While cleaning out and sorting my vintage magazines the other day, I came across this decorating book from the late '40s. The cover is similar (but not the same) as the one pictured above. It seems that these little books were put out quite often, since I have found a few different covers online. I spent some time flipping through the book and found some really great ideas, ones that would work in even a non-vintage home. In the quick little search I did, I didn't come across my book -- which is #4. So, I thought I would do a series of posts sharing some of the ideas and information in the book.

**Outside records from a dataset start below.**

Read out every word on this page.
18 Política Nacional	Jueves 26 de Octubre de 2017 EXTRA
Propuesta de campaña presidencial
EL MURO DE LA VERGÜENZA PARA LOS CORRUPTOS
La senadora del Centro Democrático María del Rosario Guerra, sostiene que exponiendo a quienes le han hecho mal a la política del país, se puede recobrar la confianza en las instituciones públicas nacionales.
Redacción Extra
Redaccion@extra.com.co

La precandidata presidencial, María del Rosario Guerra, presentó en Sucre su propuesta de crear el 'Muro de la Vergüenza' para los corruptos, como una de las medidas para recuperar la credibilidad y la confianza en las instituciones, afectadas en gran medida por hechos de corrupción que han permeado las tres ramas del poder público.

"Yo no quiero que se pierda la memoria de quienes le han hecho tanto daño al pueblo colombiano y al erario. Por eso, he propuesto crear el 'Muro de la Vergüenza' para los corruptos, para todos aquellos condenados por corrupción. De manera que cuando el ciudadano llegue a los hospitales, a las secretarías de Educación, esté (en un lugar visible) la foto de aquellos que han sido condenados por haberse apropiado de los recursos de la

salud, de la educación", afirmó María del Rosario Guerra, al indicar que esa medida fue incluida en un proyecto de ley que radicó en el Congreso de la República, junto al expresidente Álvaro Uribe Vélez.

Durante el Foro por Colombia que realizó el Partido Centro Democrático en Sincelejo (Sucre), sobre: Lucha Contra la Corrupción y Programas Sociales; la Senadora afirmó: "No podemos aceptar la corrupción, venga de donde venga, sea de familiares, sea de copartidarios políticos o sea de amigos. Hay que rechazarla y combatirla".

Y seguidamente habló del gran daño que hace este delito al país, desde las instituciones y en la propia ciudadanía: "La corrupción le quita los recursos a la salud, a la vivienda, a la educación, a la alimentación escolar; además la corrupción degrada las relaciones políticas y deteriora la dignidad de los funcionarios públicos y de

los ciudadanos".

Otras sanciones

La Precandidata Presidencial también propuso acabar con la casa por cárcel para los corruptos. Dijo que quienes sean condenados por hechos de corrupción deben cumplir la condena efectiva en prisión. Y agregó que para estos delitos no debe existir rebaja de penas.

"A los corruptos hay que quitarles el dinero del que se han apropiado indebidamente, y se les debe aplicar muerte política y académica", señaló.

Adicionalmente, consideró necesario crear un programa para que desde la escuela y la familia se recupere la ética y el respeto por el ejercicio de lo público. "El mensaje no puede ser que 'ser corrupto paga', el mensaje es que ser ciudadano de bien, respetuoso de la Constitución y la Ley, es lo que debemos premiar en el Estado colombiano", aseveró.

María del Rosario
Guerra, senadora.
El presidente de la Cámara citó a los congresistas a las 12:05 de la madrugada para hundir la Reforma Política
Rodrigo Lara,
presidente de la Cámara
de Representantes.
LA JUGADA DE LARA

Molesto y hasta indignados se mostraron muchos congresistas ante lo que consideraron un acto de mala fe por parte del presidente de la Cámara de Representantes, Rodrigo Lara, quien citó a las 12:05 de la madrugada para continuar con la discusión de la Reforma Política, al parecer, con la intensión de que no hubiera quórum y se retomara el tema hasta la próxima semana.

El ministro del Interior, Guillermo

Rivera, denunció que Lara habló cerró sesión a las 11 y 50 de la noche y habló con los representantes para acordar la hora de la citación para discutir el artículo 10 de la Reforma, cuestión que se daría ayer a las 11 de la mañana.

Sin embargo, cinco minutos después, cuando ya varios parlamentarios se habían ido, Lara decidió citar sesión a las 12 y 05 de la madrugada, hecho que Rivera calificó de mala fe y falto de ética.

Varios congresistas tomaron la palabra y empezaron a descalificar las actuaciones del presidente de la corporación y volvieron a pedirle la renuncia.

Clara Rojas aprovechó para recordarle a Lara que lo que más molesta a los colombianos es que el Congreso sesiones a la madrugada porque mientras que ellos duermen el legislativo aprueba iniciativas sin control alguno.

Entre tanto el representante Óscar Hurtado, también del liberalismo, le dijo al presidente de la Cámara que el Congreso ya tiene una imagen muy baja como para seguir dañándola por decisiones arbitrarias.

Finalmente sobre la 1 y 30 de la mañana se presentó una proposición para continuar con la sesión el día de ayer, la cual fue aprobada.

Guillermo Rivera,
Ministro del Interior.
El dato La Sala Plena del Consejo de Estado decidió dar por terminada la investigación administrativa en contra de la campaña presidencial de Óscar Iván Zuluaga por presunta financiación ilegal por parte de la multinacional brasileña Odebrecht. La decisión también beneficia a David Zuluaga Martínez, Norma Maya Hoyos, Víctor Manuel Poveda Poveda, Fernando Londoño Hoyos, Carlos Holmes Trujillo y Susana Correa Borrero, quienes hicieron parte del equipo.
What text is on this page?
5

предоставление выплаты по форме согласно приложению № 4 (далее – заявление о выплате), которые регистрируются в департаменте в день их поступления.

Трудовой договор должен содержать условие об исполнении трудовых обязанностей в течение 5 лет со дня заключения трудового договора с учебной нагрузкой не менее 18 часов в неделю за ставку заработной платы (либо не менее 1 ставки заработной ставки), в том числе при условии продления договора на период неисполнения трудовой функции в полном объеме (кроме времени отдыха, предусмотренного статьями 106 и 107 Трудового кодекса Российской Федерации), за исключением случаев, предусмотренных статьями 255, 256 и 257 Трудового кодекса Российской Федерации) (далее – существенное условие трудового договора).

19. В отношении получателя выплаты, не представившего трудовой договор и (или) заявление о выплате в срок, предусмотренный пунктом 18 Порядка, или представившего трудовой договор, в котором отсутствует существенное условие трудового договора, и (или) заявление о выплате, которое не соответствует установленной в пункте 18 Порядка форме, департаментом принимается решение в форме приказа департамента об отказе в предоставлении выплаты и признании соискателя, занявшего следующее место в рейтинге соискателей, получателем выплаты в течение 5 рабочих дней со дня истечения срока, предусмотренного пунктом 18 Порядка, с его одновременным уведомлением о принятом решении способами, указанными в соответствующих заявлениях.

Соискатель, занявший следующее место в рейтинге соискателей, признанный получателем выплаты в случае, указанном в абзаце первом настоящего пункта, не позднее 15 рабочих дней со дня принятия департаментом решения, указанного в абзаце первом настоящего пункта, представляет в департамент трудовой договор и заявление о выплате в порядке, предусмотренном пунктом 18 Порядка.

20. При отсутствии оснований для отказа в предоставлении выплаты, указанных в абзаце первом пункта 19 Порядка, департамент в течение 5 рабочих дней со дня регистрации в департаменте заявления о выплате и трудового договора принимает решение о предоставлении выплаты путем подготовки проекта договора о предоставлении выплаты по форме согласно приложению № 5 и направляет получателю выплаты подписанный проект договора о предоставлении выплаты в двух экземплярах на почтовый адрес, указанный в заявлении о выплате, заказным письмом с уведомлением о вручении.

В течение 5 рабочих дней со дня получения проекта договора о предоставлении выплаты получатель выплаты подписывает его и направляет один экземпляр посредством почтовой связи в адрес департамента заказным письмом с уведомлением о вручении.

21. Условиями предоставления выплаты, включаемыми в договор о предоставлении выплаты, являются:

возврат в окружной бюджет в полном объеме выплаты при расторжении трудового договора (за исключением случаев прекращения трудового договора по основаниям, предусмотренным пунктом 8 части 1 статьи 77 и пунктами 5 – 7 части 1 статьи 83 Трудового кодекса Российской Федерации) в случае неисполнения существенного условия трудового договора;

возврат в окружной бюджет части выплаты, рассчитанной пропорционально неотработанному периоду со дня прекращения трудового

This posts will contain questions and answers which are found on pages 9 and 10. Just as a note, as there were just sketches in the book, I found these images off a google search to complement the post.
Do You Know the Answers to the Most Commonly Asked Decoration Questions?
How can I arrange a room containing a baby grand piano?
Place it so that the player faces into the room. If you have a long wall, place the straight side of the piano parallel to the wall. Stand a chair and lamp table in the curve of the piano.
High windows at either side of the fireplace have me stumped. Have you a solution?
Build bookshelves under the windows, or busy sectional bookcases to fit the space. Paint them to match the woodwork or walls. The back of such cases can be painted a gay color, so anything you place on them will become more decorative. Eliminate drapery treatments here for it will make the windows look fussy. Another solution is to block them out entirely, build shelves from floor to ceiling, and display colorful glassware. Or if you don't need the light, window casing can be used as a frame for a picture backed with plywood.
Can I create a center of interest in the living room without a fireplace?
Yes, there are several ways. One successful system is to use a long, shallow table -- or chest or bookcase -- with a large mirror over it. Flank this with matching wing chairs or love seats, facing each other.
Shall I buy a rug that allows a floor margin, or is wall-to-wall carpeting better?
If you own your home, all-over carpeting will give a more spacious look to the room. However, if your budget is limited, or you live in a rented house, a rug is a sensible choice. The margin should be the same all around -- anywhere from 6 to 18 inches.
Is it all right to use light and dark wood furniture in the same room?
Yes. It makes for interest, and breaks up monotony. But the woods should be of the same formality. For instance, "pickled" pine is nice with mahogany, or light and dark mahogany are good together.
I am never quite sure how to hang pictures. Can you guide me?
A good general rule is to hang them at eye level of a person standing, but be sure that person is of average height. In grouping pictures place them one over the other, side by side, or in other organized and symmetrical groups. But don't arrange them in a stair-step fashion. The latter treatment is nice only for stair walls. Hang pictures low if you want to add height.
It's easy! Use a cornice board at the top and extend it six or eight inches beyond either side of the window so that the draperies will hang free of the radiator. This treatment gives a nice broad look to the window and at the same time will overcome any interference from the radiator.
Would you advise painting my woodwork which is dark, but has a nice grain.
We believe that dark woodwork give a heavy, dated look to a room. Do paint it to match the walls or background color of the wallpaper you are using, or simply paint it white. Light woodwork will brighten up the room and give it a new look, and requires very little extra care to keep it fresh. As a matter of fact, dust shows up more on dark woodwork than painted. For the really dirty marks there are washing powders which loosen dirt without much effort.
Painting the ceiling a warm color is one way to bring down the height of the room. Another way is to use a deep valance or cornice at the windows, or to lower the molding 12 to 18 inches from the ceiling. Don't use a vertically striped wallpaper.
Shall I use lace antimacassars on my overstuffed furniture?
No, for they seldom serve their purpose and only tend to give a tacky, dated look to a room. With the wonderful cleaning products on the market it is an easy matter to freshen up the upholstery. Slipcovers are a much better way to keep upholstery clean, and slipcovers can be wonderfully handsome.
My fireplace has ugly red bricks that spoil any chance of an interesting color scheme. What would you do with them?
The remedy is very simple. Just paint the bricks with a good flat paint -- white or ivory -- to match the woodwork in the room. Black is good, too.
How can I treat a group of windows placed together?
Use a pair of glass curtains for each window, but only one pair of draperies for the group -- that is, a drapery at each extreme end, with a continuous valance across the top to tie the group together and give it a framed look. Such draperies should have extra fullness and should look full enough to pull across and cover the whole area.
Can I mix furniture periods in a room?
A room has far more charms and style when it combines a little of the old with a little of the new. These days, more than formerly, a strict carrying out of one period seems to make for a very stuffy room.
Is it necessary to use a small table beside every chair?
No. Too many little tables can give a room a "leggy" look. Try placing one big, important table between two chairs. Your room will have more character if you combine three of four small tables with one or two large tables.
I hope you all enjoyed this! Next up, I plan on featuring the "Don't Throw it Out" article.